Optimism overwhelmed me at this point (as my brain got lost in thoughts of epically failing microbiology), because it was the only way to remain whole. Cracks spread through my entirety and I struggled to hold myself together because suddenly I was so done with hospitals and doctors, with being watched while I give my injections and hooked up to a continuous 10 lead ECG that tethers me to a heart monitor and means I can’t leave the room (see, I am considerably less resilient/ strong than people think I am. After five days in the cardiac critical care unit my patheticness has finally kicked in – yes I know that isn’t a word) But the hope of leaving was the tape I needed to hold everything together. 

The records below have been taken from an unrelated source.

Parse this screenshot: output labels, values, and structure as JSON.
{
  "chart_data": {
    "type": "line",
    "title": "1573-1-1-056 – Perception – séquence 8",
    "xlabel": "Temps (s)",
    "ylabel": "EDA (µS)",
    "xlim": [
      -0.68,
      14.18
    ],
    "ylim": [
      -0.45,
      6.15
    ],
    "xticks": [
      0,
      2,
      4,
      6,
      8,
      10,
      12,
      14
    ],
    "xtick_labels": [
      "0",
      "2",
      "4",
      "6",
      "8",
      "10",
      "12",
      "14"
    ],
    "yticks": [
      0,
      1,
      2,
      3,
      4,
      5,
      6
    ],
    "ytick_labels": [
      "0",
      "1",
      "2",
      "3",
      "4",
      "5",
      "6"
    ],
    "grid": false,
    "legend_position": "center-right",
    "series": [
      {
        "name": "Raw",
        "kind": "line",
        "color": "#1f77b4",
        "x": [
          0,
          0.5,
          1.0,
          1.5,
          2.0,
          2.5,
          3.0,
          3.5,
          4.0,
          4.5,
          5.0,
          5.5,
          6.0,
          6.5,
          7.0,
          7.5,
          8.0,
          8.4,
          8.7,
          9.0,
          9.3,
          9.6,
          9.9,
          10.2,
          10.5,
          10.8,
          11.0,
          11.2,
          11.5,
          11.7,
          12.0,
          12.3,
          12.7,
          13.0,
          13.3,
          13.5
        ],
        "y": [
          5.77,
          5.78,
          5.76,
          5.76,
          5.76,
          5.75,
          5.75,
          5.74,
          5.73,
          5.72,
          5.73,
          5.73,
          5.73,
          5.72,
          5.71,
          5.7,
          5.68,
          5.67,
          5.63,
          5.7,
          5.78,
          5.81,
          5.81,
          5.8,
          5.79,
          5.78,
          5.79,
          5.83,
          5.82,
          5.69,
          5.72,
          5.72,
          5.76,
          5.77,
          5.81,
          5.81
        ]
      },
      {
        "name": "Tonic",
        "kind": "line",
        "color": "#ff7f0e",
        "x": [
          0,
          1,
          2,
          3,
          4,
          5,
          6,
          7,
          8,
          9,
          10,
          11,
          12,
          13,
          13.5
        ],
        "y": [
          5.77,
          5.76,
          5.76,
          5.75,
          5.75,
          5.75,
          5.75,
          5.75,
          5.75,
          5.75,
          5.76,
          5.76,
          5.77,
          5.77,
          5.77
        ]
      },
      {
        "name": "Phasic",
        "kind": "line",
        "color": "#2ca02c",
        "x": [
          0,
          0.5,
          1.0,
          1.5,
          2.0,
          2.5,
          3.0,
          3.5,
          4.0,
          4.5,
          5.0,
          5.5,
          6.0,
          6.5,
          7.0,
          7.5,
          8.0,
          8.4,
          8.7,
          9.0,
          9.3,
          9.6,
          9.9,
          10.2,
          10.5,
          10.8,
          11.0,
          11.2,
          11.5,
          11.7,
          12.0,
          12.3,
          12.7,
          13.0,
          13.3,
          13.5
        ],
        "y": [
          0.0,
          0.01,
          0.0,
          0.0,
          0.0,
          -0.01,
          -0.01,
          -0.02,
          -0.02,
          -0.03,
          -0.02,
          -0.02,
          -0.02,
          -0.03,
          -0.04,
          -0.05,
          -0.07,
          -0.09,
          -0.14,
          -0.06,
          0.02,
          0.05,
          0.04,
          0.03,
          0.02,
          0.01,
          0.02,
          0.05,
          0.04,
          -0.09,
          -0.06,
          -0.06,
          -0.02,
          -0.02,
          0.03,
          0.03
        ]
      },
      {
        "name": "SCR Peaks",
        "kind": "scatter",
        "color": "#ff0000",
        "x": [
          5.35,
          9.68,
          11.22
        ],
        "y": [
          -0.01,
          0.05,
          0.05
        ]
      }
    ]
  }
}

I’m sat here waiting for a scan and filling out my menu choices for tomorrow to order meals I am never going to have to eat. Lunch is here (NHS roast dinner – smells amazing) but I’m nil by mouth until the scan is all over and done with so I can’t eat it (which is a shame because it’s the one meal that all hospitals universally seem to cook well… Ok they just heat it up but still…) The doctors were finally able to give me diuretics today as whatever was stopping them being able to do so is no longer an issue, so this should improve things as far as retaining water is concerned… And I’ve decided I’ll be gone from here by tonight.

I’m on the home straight.

And the exam stress returns. 

(Eventually one day university may stop being my top priority, but evidently that day is not today because now I’m majorly freaking out about whether or not I’m going to make it to this exam. I’ve never been so relieved to be stressed about an exam before, it’s dragging my focus away from things I don’t want to start overthinking.)